Buchanan appeals to nostalgia for the early years of the “American century” shared by many white middle class suburbanites in the throes of downward mobility. It is an appeal to “isolationism”, for a return to the youthful period of American capitalism when it had yet to take on its imperialist world role. As such it is a backward looking programme that has no serious adherents within the US ruling class.
Far more serious a candidate was Democrat Paul Tsongas. Tsongas put forward a programme for restructuring US capitalism. His pamphlet “A Call to Economic Arms” was quoted ceaselessly during his campaign. It pointed out the malaise in US capitalism and called for radical measures to address it.
But these measures concentrated on solving the crisis at the expense of the workers. In essence Tsongas called on US workers, most of whom have seen real wages fall for the last decade or more, to make still more sacrifices.
“Belt tightening” by US workers could restore the bosses’ proﬁts. Then with the right mixture of tax incentives and state fostering of research and development, the USA could start on a new round of productive investment rather than the short term stock market speculation which characterises the economy at present. This in the end, the argument goes, would lead to an increase in well paid manufacturing jobs.

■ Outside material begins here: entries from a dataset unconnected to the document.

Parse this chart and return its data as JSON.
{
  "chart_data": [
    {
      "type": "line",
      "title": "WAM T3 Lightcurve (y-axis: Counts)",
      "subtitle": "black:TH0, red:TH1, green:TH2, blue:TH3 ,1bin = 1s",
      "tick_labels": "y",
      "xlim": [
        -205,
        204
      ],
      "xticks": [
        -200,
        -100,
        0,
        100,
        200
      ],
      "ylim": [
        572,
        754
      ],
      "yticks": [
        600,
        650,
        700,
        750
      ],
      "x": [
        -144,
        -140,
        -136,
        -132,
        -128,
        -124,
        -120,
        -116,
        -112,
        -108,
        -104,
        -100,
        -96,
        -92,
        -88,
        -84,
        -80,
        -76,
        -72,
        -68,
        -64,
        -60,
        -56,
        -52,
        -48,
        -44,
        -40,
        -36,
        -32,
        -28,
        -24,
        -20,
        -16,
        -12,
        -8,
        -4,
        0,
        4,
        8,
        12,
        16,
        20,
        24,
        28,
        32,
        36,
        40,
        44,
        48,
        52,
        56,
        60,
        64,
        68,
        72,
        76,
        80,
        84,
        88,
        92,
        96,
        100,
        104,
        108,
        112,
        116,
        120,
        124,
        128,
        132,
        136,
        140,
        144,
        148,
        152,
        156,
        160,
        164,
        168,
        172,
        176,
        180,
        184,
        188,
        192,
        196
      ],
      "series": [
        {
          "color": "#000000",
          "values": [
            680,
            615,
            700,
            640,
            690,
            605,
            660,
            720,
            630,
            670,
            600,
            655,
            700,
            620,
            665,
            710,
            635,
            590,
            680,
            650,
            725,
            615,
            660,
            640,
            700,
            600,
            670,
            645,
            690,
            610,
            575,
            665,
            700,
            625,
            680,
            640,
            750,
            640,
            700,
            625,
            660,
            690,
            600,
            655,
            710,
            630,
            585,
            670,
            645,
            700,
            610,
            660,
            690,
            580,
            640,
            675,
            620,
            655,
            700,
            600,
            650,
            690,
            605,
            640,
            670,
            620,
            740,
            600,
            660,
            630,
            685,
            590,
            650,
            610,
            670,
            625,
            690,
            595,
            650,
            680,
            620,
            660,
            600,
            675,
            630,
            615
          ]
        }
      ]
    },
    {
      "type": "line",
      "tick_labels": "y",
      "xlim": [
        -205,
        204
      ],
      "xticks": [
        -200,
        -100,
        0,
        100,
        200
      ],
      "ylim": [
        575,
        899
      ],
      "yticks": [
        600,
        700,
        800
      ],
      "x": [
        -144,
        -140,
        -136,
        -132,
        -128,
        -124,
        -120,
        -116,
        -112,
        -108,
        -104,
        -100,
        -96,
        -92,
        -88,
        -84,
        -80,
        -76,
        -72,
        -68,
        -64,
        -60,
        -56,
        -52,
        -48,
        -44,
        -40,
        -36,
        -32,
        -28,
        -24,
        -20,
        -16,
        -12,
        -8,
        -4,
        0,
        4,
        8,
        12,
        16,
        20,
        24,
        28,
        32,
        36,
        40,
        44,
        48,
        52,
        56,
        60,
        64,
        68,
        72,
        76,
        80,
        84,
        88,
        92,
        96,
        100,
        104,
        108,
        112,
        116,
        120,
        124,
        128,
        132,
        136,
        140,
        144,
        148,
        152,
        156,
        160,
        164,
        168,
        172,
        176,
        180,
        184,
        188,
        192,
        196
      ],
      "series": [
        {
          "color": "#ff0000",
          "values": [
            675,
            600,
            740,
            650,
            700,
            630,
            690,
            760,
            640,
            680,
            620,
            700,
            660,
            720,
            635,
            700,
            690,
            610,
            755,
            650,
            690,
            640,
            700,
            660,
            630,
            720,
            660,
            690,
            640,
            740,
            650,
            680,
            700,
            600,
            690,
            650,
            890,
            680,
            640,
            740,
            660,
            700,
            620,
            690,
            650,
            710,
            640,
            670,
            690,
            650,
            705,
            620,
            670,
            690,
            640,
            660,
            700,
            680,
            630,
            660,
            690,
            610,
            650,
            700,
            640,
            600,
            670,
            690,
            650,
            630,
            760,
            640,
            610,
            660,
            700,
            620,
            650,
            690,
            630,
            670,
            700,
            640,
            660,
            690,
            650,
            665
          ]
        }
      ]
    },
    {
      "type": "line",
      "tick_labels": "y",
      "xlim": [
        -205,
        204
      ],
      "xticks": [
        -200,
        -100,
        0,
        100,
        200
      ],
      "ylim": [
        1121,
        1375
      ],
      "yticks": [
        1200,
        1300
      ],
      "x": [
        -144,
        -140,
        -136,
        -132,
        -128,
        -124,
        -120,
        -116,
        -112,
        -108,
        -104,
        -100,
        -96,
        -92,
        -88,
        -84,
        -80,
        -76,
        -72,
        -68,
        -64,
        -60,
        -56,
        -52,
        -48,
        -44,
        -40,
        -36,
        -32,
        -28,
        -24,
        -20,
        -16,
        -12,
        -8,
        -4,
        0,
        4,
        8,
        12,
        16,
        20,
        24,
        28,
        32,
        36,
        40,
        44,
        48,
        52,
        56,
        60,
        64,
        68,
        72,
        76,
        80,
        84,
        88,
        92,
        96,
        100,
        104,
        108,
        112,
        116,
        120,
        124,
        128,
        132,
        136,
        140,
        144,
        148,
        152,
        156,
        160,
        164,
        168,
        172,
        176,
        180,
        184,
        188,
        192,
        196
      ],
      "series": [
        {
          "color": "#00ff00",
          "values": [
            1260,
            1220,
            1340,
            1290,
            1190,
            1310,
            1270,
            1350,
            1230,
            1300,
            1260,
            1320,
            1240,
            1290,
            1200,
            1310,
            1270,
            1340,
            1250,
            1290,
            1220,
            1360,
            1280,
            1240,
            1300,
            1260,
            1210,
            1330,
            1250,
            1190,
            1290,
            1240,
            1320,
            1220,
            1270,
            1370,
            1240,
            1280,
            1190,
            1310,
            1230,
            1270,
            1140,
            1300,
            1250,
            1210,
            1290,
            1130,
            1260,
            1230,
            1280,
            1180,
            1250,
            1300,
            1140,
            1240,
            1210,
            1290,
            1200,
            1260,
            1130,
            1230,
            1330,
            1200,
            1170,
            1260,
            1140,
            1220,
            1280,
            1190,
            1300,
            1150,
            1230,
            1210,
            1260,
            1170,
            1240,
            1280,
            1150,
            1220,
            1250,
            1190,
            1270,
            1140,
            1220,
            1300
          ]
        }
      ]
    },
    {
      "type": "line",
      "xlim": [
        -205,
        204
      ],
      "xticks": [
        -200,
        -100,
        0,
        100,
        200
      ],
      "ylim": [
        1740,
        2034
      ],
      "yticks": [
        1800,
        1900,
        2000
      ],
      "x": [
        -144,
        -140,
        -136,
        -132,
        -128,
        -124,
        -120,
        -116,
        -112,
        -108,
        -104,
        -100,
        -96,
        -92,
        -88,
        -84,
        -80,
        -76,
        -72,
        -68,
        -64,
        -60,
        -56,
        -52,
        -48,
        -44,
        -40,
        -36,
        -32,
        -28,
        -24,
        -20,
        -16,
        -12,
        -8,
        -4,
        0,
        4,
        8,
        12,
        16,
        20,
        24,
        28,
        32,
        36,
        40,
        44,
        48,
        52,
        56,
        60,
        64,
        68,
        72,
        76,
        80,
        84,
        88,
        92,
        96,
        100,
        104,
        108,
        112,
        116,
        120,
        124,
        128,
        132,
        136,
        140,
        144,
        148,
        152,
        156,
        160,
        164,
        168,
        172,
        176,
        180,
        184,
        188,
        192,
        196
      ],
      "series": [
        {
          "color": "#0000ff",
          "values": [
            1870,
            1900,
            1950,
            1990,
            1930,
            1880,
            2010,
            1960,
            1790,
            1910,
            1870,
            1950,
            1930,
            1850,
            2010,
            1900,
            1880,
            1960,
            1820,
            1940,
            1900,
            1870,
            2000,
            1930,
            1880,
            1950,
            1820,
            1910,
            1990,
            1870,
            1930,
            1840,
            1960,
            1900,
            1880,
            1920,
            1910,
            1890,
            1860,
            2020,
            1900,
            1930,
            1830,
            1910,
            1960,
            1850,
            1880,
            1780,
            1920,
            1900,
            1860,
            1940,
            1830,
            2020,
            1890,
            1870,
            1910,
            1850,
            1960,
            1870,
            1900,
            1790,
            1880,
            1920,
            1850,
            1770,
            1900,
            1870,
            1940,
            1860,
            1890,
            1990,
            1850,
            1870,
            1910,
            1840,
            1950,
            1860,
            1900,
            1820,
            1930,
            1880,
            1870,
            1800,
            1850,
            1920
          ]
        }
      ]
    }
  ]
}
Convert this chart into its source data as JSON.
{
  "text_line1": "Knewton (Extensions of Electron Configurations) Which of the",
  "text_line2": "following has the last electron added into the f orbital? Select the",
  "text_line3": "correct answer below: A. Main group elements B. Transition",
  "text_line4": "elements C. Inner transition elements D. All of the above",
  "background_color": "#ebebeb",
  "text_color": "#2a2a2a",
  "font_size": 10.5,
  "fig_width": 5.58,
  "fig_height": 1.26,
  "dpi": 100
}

Bill Clinton, putting forward an alternative programme based on enhancing US productivity through improving “human capital”, including some renewal of pre-school programmes, stiffer academic testing and limited state intervention in training, gained his support from the more traditional working class Democratic voters.
Despite Clinton’s criticisms of Tsongas’ programme as being typical Republican “trickle down economics” Tsongas’ candidature, has performed its function of pulling the Democratic campaign rightwards. All the predictions are that many of Tsongas’ proposals will reappear in Clinton’s campaign for the presidency against George Bush.
The US working class is faced with its perennial weakness: the lack of a class based workers’ party which can defend its interests against the capitalists. In a period of long term decline for US capitalism both the bourgeois parties will be looking to further erode the gains made by the American workers during the boom period after World War Two.
US workers should not vote Democrat in the coming presidential elections, but ﬁght for a united front to present a workers’ candidate. The Democrats, while they pose as “friends of labor” have no organic connection to the workers’ movement, no accountability to it and are a party no different from the British Liberal Democrats.
North American workers and the trade unions must take urgent steps to form a workers’ party, and revolutionary socialists must ﬁght to win that party to revolutionary answers to the crisis. If not the working class will face repeated and even harsher attacks on their organisations and standards of living than they experienced in the Reaganite 1980s.